Kayyum atamalarına karşı tepkiler yükselirken, CHP Genel Başkanı Özgür Özel sosyal medya üzerinden bir açıklama yaparak bu uygulamaların “milli irade hırsızlığı” olduğunu vurguladı. Özel, Ovacık Belediye Başkanı Mustafa Sarıgül’ün 2012 yılında bir cenaze törenine katılmasının 2022’de dava konusu yapıldığını ve 2024’te suç sayıldığını belirtti. Bu durumun, günümüzdeki siyasal iktidarın uygulamalarının ne denli adaletsiz olduğunu gözler önüne serdiğini ifade etti.
Özel, açıklamasında ayrıca, “Taziye ölüye değil, diriye yapılır.

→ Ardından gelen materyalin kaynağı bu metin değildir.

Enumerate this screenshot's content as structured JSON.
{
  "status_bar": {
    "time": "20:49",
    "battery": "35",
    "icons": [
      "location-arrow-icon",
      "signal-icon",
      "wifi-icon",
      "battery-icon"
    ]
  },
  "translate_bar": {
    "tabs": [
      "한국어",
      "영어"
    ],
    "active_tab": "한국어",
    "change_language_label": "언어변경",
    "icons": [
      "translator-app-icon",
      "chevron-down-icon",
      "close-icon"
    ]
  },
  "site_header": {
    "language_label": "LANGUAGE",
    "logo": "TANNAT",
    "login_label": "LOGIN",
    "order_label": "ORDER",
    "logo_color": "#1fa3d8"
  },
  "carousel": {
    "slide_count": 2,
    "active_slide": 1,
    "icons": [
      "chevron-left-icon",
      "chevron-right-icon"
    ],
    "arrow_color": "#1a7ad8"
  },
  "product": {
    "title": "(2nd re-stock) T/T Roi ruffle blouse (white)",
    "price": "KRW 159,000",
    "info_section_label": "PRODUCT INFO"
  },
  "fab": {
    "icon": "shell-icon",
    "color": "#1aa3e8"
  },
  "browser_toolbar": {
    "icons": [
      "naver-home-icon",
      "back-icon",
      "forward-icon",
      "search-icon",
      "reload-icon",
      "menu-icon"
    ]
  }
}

Ne aile evladının suçundan sorumlu tutulabilir ne de taziyeye gelenler,” diyerek sürecin hukuki olmayan bir zeminde ilerlediğine dikkat çekti. İki dönemdir halkın iradesiyle seçilmiş bir belediye başkanının, geçmişteki bir cenaze nedeniyle görevden alınmasının anlamının da oldukça açık olduğunun altını çizdi. Bu, giden bir iktidarın son çırpınışlarının bir göstergesi olarak değerlendirilmektedir.

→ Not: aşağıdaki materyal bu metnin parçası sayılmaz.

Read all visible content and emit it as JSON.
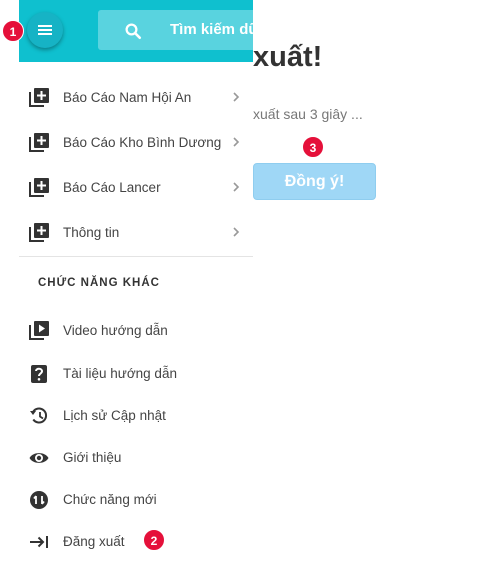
{
  "background": {
    "title": "xuất!",
    "message": "xuất sau 3 giây ...",
    "button_label": "Đồng ý!"
  },
  "header": {
    "search_placeholder": "Tìm kiếm dữ",
    "icons": [
      "menu-icon",
      "search-icon"
    ],
    "color": "#0fc0cf"
  },
  "menu": {
    "items": [
      {
        "label": "Báo Cáo Nam Hội An",
        "icon": "library-add-icon"
      },
      {
        "label": "Báo Cáo Kho Bình Dương",
        "icon": "library-add-icon"
      },
      {
        "label": "Báo Cáo Lancer",
        "icon": "library-add-icon"
      },
      {
        "label": "Thông tin",
        "icon": "library-add-icon"
      }
    ],
    "section_title": "CHỨC NĂNG KHÁC",
    "other_items": [
      {
        "label": "Video hướng dẫn",
        "icon": "video-library-icon"
      },
      {
        "label": "Tài liệu hướng dẫn",
        "icon": "help-icon"
      },
      {
        "label": "Lịch sử Cập nhật",
        "icon": "history-icon"
      },
      {
        "label": "Giới thiệu",
        "icon": "eye-icon"
      },
      {
        "label": "Chức năng mới",
        "icon": "update-icon"
      },
      {
        "label": "Đăng xuất",
        "icon": "logout-icon"
      }
    ]
  },
  "steps": {
    "one": "1",
    "two": "2",
    "three": "3"
  },
  "colors": {
    "badge": "#e5103a",
    "button": "#9fd7f6"
  }
}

Özgür Özel, belediye başkanlarına yönelik yapılan tüm hukuksuz ve keyfi saldırılara karşı direneceklerini belirtti. Türkiye’nin menfaatlerini kendi menfaatlerinin üzerine koyanlara karşı duracaklarını vurguladı. Bu bağlamda, Türkiye’deki siyasi yapının ne denli sarsıldığının ve toplumun bu duruma nasıl reaksiyon gösterdiğinin önemine değinildi.
Sonuç olarak, Tunceli ve Ovacık’a yapılan kayyum atamaları, Türkiye’de yerel yönetimlerin ve halk iradesinin ne denli bir tehdit altında olduğunu göstermektedir. Bu gelişmeler, siyasi açıdan oldukça büyük yankılar uyandırırken, toplumda da çeşitli tepkileri beraberinde getirmiştir. Yerel halkın yönetime katılımı ve seçilmiş kişilerin demokratik haklarının korunması gerektiği konuları, önümüzdeki dönemde Türkiye’nin siyasi gündeminde önemli bir yer tutacaktır.